Prime and M\"obius correlations for very short intervals in $\mathbb{F}_q[x]$

TL;DR

This paper studies the distribution of primes and M"obius function correlations in very short intervals over function fields, revealing conditions for independence and examples of failure, with implications for analogs of classical number theory conjectures.

Contribution

It establishes new results on prime distribution and M"obius correlations in function fields, including independence conditions and counterexamples, extending classical conjectures to this setting.

Findings

Independence holds for generic Morse polynomials.

Examples show failure of independence in certain cases.

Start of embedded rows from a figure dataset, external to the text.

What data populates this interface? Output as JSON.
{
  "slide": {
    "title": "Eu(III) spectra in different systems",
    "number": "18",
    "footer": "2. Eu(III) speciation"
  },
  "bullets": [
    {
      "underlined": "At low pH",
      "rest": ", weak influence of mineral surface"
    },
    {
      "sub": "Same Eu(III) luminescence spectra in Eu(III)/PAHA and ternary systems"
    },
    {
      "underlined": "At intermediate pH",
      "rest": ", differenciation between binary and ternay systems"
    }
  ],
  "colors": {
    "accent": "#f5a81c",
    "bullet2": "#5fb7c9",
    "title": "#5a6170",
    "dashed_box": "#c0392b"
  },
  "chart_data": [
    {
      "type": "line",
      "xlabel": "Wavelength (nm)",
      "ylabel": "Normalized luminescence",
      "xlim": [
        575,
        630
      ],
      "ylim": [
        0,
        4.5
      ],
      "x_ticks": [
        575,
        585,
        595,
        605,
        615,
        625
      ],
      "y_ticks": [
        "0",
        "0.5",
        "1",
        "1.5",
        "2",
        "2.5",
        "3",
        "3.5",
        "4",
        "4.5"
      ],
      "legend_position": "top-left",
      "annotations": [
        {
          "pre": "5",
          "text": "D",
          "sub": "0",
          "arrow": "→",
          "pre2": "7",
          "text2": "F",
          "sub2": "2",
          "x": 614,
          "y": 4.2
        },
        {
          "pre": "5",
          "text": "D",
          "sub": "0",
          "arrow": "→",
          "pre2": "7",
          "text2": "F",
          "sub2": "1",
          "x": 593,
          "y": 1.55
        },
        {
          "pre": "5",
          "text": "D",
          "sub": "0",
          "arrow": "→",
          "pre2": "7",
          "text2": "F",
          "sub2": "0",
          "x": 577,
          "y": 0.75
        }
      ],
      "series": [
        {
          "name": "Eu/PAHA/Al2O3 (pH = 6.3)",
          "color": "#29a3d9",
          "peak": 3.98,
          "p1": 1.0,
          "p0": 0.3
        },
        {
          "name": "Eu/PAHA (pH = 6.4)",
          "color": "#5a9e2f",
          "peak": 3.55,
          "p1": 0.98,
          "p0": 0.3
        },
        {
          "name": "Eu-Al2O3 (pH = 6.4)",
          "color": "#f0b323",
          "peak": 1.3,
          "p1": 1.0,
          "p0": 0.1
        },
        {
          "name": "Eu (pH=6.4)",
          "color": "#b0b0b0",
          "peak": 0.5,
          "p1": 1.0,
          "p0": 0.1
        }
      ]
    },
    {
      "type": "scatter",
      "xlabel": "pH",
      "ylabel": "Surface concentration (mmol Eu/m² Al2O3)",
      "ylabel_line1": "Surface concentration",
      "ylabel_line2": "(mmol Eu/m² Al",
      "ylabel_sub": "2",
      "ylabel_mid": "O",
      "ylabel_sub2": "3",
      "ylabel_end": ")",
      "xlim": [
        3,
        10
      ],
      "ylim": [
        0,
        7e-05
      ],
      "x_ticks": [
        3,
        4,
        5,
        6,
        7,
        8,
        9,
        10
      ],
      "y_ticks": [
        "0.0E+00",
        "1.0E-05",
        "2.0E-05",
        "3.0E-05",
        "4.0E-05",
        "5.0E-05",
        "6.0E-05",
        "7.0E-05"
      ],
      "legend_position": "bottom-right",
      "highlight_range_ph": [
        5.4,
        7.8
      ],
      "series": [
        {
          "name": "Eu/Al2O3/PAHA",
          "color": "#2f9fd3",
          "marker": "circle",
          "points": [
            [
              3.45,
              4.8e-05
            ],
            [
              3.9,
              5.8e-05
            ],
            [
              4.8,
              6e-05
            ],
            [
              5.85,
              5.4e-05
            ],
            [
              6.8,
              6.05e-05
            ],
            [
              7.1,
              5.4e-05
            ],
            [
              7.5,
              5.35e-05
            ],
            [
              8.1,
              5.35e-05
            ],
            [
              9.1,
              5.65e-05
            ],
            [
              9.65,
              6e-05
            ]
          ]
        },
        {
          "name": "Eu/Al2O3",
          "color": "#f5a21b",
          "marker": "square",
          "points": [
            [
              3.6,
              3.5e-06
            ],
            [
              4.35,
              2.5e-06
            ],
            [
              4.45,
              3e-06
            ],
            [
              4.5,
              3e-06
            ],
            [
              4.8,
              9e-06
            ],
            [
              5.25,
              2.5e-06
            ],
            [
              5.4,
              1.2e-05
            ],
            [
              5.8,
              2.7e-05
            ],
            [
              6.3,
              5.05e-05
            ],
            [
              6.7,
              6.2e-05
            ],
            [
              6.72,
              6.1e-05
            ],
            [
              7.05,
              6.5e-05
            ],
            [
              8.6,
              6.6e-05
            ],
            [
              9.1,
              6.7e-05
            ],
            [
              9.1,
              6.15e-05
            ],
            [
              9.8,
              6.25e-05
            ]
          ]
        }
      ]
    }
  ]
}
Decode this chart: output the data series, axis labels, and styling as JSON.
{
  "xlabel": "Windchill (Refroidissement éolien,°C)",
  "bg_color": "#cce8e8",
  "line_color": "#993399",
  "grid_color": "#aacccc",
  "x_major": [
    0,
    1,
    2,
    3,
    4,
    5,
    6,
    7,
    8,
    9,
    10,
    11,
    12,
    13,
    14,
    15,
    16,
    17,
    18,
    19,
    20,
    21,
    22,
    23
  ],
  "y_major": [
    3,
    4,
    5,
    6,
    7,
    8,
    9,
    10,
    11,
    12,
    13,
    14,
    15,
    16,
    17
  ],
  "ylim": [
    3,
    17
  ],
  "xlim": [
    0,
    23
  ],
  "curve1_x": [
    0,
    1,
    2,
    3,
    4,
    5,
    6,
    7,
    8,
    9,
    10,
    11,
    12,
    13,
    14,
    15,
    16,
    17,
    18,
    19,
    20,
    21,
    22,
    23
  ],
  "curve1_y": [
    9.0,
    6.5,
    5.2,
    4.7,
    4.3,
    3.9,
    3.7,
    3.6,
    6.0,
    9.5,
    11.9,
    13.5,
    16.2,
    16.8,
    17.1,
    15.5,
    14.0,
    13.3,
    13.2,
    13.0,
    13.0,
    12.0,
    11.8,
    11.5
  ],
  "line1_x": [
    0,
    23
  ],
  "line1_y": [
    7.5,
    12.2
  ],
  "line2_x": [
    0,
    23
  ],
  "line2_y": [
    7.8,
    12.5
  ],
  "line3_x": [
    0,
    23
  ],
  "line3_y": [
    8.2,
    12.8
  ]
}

Square root cancellation in M"obius sums is equivalent to that in Chowla sums.

Abstract

We investigate function field analogs of the distribution of primes, and prime $k$-tuples, in "very short intervals" of the form $I(f) := \{ f(x) + a : a \in \mathbb{F}_p \}$ for $f(x) \in \mathbb{F}_p[x]$ and $p$ prime, as well as cancellation in sums of function field analogs of the M\"obius $\mu$ function and its correlations (similar to sums appearing in Chowla's conjecture). For generic $f$, i.e., for $f$ a Morse polynomial, the error terms are roughly of size $O(\sqrt{p})$ (with typical main terms of order $p$). For non-generic $f$ we prove that independence still holds for "generic" set of shifts. We can also exhibit examples for which there is no cancellation at all in M\"obius/Chowla type sums (in fact, it turns out that (square root) cancellation in M\"obius sums is {\em equivalent} to (square root) cancellation in Chowla type sums), as well as intervals where the heuristic "primes are independent" fails badly. The results are deduced from a general theorem on correlations of arithmetic class functions; these include characteristic functions on primes, the M\"obius $\mu$ function, and divisor functions (e.g., function field analogs of the Titchmarsh divisor problem can be treated.) We also prove analogous, but slightly weaker, results in the more delicate fixed characteristic setting, i.e., for $f(x) \in \mathbb{F}_q[x]$ and intervals of the form $f(x) +a$ for $a \in \mathbb{F}_q$, where $p$ is fixed and $q=p^{l}$ grows.